Though many people are cautious about the foods and medicines that we knowingly put in our bodies, we are also constantly interacting with materials we do not see in the atmosphere. The government has put in safeguards to protect the American public from the many invisible toxic chemicals that pervade the areas surrounding industrial activity, but for some populations, these laws and regulations have not been enough. Although The Toxic Substances Control Act of 1976 (TCSA) aims to restrict the use of chemical substances, Washington shows the ways that implementation of such safeguards have failed in vulnerable communities. She demonstrates how the toxic chemicals are causing permanent brain damage in residents of communities of color who disproportionately live in close proximity to the source of the chemicals. A Terrible Thing to Waste sheds light on the effects toxic pollution can have on the brain, which differs from the bulk of public health research on physical manifestations of toxic pollution like cancers of the heart and lungs. Washington’s book builds on the foundation of decades-long concern for the much more invisible but all the more important effects that chemicals have on brain function and intelligence.

Washington challenges the common belief  that IQs are innate, and instead argues that the air people breathe has a direct correlation with how their brains function. Communities of color are more likely to live in toxic environments, which helps explain the 15-point gap between the average IQs of U.S. African Americans and whites (pg. 6). Average IQs are not lower in African American communities because African Americans are not as inherently smart as their white counterparts, but because they are living in proximity to more than 60,000 industrial chemicals that have never been tested for their effects on humans (pg. 13). The U.S. housing system has long placed African Americans together in polluted toxic environments, exposing them to the chemicals affecting the brain functioning. Washington’s book makes a strong argument for a shift in the collective consciousness about the harm done by racist housing policies. In short, Washington’s view is that IQ is not a measure of intelligence, but of environmental conditions.

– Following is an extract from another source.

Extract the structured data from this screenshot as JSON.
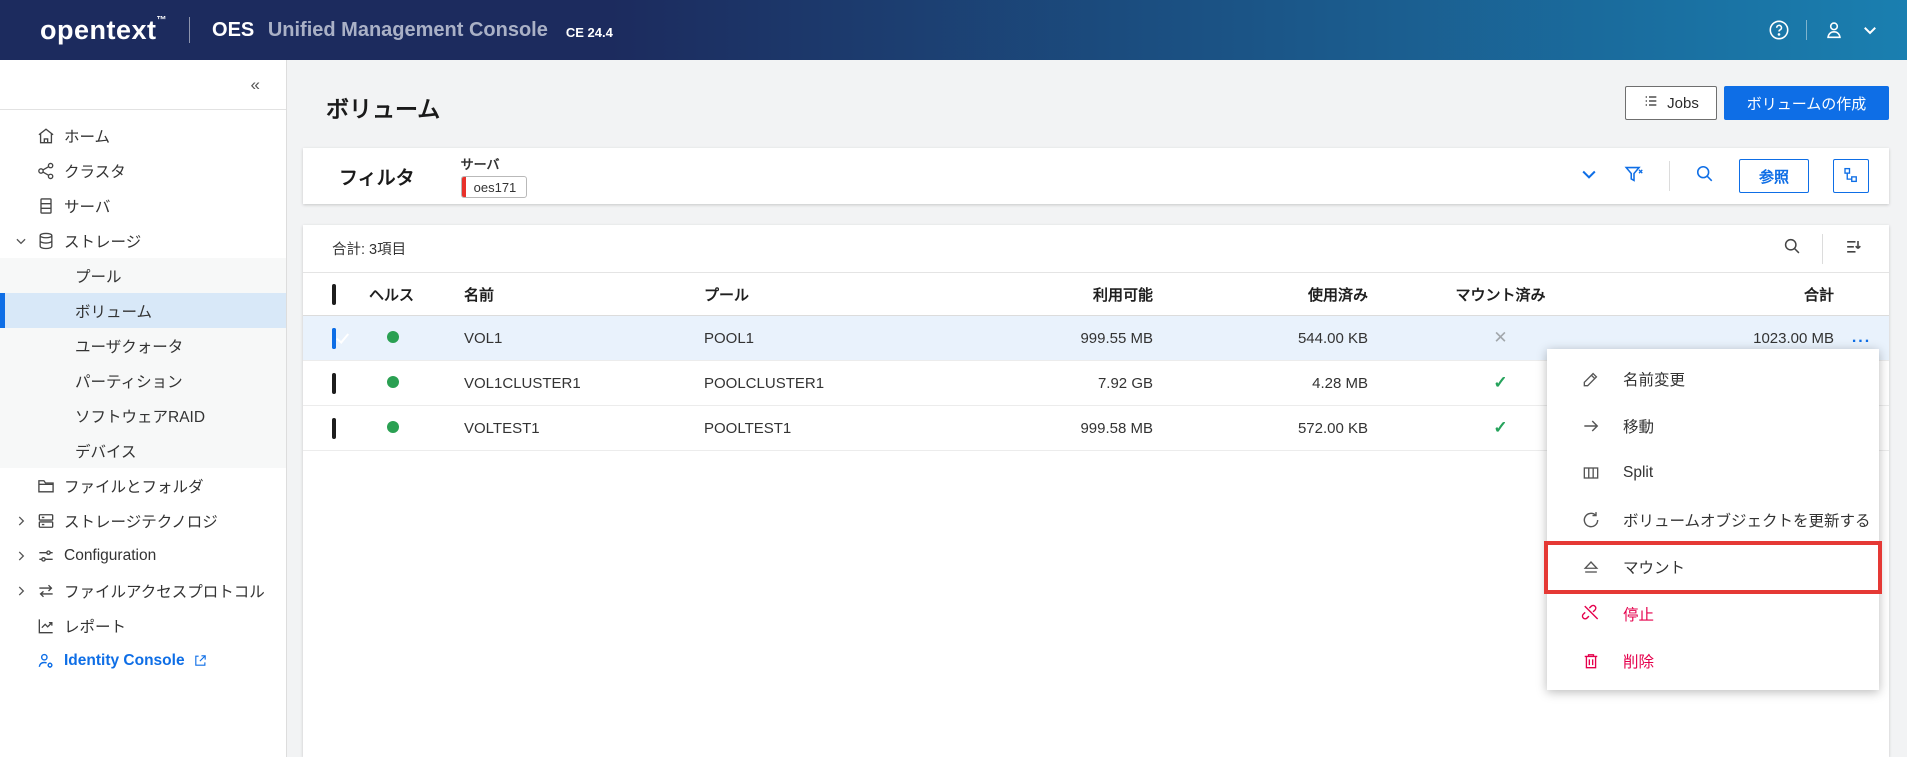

One thing is increasingly clear about exposure to toxic chemicals–– no amount of exposure is insignificant. One small lead chip can be enough to significantly affect the health and wellbeing of a person, and the development of prenatal cognitive function can be severely impaired by exposure to toxins. For families raising children in these environments, there is often no option to move elsewhere. Surprisingly, the most polluted places in a child’s life could be their school. Over half a million poor and minority-group students attend schools in close proximity to contaminated sites. The Moton School in New Orleans, Louisiana, is one of many schools built on top of a landfill (pg. 15). 

On the one hand, Washington’s book reads as an exposure of the truth and a warning of the harm that toxic chemicals will continue to impose on human lives–– especially those of racial minority groups— if unchecked. On the other hand, the book serves as a resource for affected families, listing all known toxins to be aware of and outlining steps to take to keep schools, homes, and water and food supplies as free of heavy metals as possible. Since chemicals in the air can’t easily be seen, it can be hard to understand the harm that can be done by the smallest amount of chemical poisoning. This book serves to remind us all that the industries that are fueling our world have consequences, especially for our most vulnerable populations.

Washington leaves the reader with a sense of hope for the fight against environmental racism. As the title reminds us, the mind is a wonderful thing to save. We’ve closed IQ gaps in the past with as little effort as adding iodine to municipal water supplies. Since this issue especially affects communities of color, the root of the issue lies in racist housing laws that have long barred minority groups from the freedom to choose where to live and poorly enforced environmental laws that allowed industrial activity in close proximity to those very same communities.